Her research matured and she established her reputation as a capable scientist and original thinker at De Montfort University, where she accepted a job in 1994 as a senior lecturer. She worked in areas at the forefront of modern science: on combined structural and optical methods using synchrotron radiation under high pressure and on porous light-emitting silicon and bioelectronic systems. Her collaboration with biologists resulted in a series of pioneering publications on the interaction of nanostructured silicon with living neurons.
In 1997 Sue was appointed a professor at De Montfort—and was one of the few female professors in physics in the UK at the time. She developed numerous links with researchers from Canada, France, Russia, Sweden, and the UK, which led to friendships and exchange trips. Her contributions to many areas of science were recognized: She was a member of several bodies that define the strategy of UK and European science and was an elected member of the European High Pressure Research Group Committee, an organization that promotes high-pressure research in Europe through annual meetings and awards.
Sue shared her fascination with the properties of light through a series of lectures she delivered to local schools. Topics ranged from glowworms to luminescent nanostructures, and the series proved to be quite a success.

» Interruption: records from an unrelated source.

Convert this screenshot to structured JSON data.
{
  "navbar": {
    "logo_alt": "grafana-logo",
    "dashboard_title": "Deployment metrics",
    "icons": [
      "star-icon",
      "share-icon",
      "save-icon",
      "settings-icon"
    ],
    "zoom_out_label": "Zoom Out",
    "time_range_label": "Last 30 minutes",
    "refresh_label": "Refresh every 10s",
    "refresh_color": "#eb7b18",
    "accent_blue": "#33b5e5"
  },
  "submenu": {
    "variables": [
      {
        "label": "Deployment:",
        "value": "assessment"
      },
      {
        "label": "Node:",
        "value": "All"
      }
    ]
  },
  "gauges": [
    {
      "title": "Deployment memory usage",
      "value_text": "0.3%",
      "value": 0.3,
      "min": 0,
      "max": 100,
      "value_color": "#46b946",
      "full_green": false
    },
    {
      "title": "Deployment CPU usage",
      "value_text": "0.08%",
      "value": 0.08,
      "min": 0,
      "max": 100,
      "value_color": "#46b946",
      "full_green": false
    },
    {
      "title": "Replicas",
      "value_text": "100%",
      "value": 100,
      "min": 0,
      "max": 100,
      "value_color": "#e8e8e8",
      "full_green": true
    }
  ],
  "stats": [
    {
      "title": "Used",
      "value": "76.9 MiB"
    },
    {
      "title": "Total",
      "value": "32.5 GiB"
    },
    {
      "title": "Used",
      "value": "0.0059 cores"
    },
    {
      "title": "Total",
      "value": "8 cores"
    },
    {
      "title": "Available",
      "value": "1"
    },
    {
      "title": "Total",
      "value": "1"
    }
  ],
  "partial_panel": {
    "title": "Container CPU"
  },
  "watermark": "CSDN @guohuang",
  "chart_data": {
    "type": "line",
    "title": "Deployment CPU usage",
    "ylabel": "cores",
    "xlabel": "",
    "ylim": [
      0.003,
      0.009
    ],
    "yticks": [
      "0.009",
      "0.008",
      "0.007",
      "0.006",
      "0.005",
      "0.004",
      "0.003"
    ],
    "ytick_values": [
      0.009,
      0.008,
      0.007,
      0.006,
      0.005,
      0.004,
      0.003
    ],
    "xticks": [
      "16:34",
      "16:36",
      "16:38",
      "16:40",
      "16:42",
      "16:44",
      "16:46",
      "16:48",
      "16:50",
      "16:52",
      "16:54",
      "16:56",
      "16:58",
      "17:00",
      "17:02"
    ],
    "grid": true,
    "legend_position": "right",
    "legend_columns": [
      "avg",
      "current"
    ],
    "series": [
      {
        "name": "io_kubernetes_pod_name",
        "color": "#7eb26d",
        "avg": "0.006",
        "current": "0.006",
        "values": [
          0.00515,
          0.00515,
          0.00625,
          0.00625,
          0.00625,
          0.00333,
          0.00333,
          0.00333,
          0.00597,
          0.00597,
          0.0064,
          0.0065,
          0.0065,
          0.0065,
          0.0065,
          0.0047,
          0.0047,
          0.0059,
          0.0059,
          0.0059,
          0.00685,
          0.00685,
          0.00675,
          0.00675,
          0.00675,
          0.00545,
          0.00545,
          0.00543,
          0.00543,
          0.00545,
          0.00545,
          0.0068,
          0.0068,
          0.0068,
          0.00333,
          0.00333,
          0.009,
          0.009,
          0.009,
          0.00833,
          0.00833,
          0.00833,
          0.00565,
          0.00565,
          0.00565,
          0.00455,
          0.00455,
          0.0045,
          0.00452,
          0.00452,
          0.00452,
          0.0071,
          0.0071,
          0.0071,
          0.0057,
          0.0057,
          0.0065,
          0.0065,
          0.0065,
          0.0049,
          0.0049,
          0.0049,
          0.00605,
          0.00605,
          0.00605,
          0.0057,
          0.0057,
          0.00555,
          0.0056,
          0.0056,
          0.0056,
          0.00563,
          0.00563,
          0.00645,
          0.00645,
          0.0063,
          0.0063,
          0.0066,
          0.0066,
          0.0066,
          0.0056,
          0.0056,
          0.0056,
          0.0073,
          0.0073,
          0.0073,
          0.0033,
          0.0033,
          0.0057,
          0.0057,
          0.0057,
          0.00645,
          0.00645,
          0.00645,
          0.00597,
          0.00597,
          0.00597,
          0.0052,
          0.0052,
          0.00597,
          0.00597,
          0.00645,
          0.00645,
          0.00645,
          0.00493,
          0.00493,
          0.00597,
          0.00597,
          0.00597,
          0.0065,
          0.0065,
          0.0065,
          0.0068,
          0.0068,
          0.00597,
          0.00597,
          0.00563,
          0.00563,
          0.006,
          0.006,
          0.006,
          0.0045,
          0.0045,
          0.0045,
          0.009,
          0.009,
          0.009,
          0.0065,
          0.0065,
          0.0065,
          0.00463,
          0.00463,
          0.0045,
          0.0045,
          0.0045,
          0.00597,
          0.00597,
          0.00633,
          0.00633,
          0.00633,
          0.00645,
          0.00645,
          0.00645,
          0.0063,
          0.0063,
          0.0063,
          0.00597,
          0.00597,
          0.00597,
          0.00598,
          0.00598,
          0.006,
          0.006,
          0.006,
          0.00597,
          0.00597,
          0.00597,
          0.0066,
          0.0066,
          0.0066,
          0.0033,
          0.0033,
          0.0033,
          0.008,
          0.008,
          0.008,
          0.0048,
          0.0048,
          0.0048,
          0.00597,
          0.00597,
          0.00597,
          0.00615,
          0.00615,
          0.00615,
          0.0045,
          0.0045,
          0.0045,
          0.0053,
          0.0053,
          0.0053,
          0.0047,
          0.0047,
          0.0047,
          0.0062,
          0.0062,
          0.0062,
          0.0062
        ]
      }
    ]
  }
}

An open-minded person who inspired her colleagues and students, Sue opposed fitting people into categories. Beyond science, she had a passion for sport and an ear for music. She played piano and flute, and sang in a rock band. An accomplished rower since her Cambridge years, she had fun racing rowing machines against men in a local gym, finishing first most of the time.
Sue never stopped exploring. She was young in spirit and grasped life with all her heart. Her inner energy and unorthodox approach to life and science, best reflected in the following poem she wrote, provided an enviable example for those who came into contact with her:
I can’t leave behind what I want to
All I can do is force a forget
Act indifferent and substitute
Some of me, for embitterment
But enough. None will know
So why should I be fretful?
I have to do far too much now
To waste time being reflectful.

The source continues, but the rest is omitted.